R is not the best language for computational statistics, and automatic differentiation is not particularly well supported. There are better automatic differentiation options in Julia and Python. The JAX library for Python is particularly interesting https://jax.readthedocs.io/
Although most widely-used AD libraries are based on object-oriented programming approaches, arguably the most elegant approaches exploit functional programming languages with strong static type systems. See, for example: Elliott, C. (2018) The simple essence of automatic differentiation. Proc. ACM Program. Lang. 2, ICFP, Article 70., and the Dex language.
Chapter 10 of Monahan, J.F (2001) Numerical Methods of Statistics, offers more information on numerical integration, including much of the detail skipped over here, although it is not always easy to follow, if you don’t already have quite a good idea what is going on.
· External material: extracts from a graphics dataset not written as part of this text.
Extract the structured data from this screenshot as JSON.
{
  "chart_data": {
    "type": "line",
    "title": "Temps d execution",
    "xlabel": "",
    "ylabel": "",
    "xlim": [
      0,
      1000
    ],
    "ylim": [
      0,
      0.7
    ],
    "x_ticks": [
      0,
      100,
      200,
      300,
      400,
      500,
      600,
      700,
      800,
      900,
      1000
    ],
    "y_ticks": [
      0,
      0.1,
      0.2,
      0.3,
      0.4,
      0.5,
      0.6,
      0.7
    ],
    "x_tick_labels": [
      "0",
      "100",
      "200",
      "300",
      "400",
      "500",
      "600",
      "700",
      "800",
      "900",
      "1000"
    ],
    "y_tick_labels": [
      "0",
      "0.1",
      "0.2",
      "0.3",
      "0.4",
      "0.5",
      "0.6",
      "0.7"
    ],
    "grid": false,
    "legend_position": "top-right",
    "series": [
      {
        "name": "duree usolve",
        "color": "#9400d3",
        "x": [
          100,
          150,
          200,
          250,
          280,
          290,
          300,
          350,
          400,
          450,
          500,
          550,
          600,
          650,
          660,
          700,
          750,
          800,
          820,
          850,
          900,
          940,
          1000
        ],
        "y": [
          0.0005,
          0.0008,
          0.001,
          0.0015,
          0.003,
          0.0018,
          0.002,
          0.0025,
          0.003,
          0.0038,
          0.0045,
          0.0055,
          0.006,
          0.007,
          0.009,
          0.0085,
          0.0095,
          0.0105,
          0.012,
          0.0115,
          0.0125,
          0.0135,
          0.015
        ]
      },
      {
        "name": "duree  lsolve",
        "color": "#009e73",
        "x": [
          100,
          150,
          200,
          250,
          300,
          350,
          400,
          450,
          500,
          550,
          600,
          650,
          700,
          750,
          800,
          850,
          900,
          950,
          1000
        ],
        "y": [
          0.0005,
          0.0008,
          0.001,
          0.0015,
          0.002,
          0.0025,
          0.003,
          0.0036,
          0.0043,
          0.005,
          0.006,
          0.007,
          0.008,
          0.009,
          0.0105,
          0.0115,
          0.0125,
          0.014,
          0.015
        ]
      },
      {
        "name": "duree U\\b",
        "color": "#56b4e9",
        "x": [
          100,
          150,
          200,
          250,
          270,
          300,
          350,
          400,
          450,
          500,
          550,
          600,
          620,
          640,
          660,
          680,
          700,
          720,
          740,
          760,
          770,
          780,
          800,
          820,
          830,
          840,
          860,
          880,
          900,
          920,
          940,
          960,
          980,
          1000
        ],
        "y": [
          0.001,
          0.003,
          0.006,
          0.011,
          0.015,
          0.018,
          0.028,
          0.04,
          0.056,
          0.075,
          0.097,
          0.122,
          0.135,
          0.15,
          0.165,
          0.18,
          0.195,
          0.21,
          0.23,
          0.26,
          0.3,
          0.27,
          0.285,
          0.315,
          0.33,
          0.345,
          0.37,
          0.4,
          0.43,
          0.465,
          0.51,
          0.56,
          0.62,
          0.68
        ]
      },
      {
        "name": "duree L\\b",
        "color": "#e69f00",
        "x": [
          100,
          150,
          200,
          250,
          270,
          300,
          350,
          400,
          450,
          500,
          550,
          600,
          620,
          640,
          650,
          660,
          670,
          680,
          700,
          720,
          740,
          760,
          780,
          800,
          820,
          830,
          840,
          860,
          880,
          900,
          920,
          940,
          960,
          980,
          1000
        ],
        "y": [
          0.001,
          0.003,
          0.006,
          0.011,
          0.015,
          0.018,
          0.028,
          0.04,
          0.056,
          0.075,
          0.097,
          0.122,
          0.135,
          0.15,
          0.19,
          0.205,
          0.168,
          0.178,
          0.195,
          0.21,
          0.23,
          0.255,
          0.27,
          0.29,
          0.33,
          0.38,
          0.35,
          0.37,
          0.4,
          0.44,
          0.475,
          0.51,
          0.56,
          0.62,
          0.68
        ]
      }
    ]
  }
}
Lange, K (2010) Numerical Analysis for Statisticians, 2nd ed., Springer. Chapter 18 is good on one-dimensional quadrature.
Ripley, B.D. (1987, 2006) Stochastic Simulation Chapters 5 and section 7.4 are good discussions of stochastic integration and Quasi Monte Carlo integration.
Robert, C.P. and G. Casella (1999) Monte Carlo Statistical Methods Chapter 3 (and beyond) goes into much more depth than these notes on stochastic integration.
Press et al. (2007) Numerical Recipes (3rd ed), Cambridge, has a nice chapter on numerical integration, but with emphasis on 1D.